All of these volumes are visible in DIY in the “Storage” section if you have access to them. How to order such storage can be seen here.

Access

Each volume can be access via Samba and NFS from machines where you can log in.

On a volume we configure two groups (of your choice):

  1. a read-write group
  2. a read-only group

If you are the owner of those groups you can change who can access what by removing are adding user into those groups in DIY. In the (near) future we also want to expose volume properties to DIY, so that group owners can e.g. increase the volume size.

Users of the volume can (naturally) change files they own and add/remove permissions.

Optional Features

The are a bunch of knobs we turn for each of these volumes. Depending on user demand this will also find a place in DIY, for now you’ll need to contact C&CZ.
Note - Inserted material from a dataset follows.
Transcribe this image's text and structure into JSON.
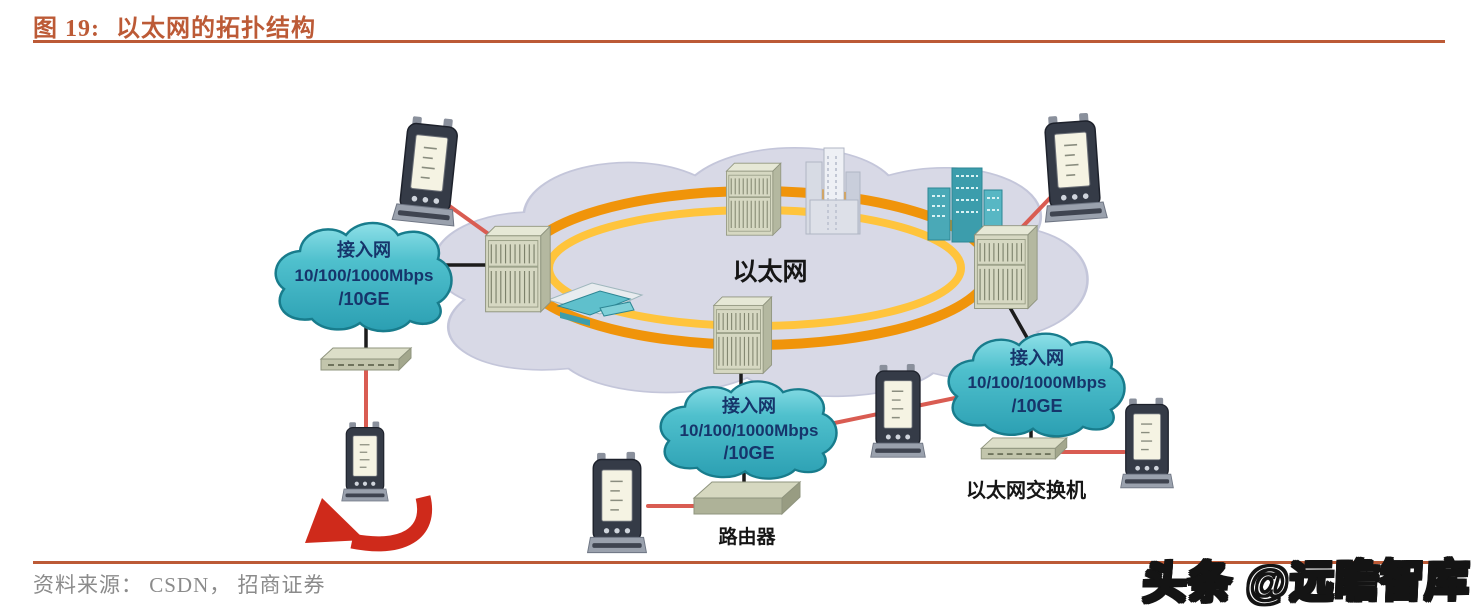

  • Sync all directories and files to the original read-write/read-only groups and remove any added groups and/or access.
  • Temporary set the volume to read-only.
  • Enable/disable backup.

Migration of Existing Volumes

There are currently no plans to migrate/consolidate exiting volumes. If your organization wants to discuss such a migration please contact C&CZ.

Compression

All ZFS volumes have compression on by default, this often results in significant reduction in used space and the quota is based on uncompressed size you can store more data in the size you pay for.

To figure out how much space your data is when not compressed, you can use the du --apparent-size command (usually du --apparent-size -sh . for a summery of the current directory) to show the total size of the data without compression.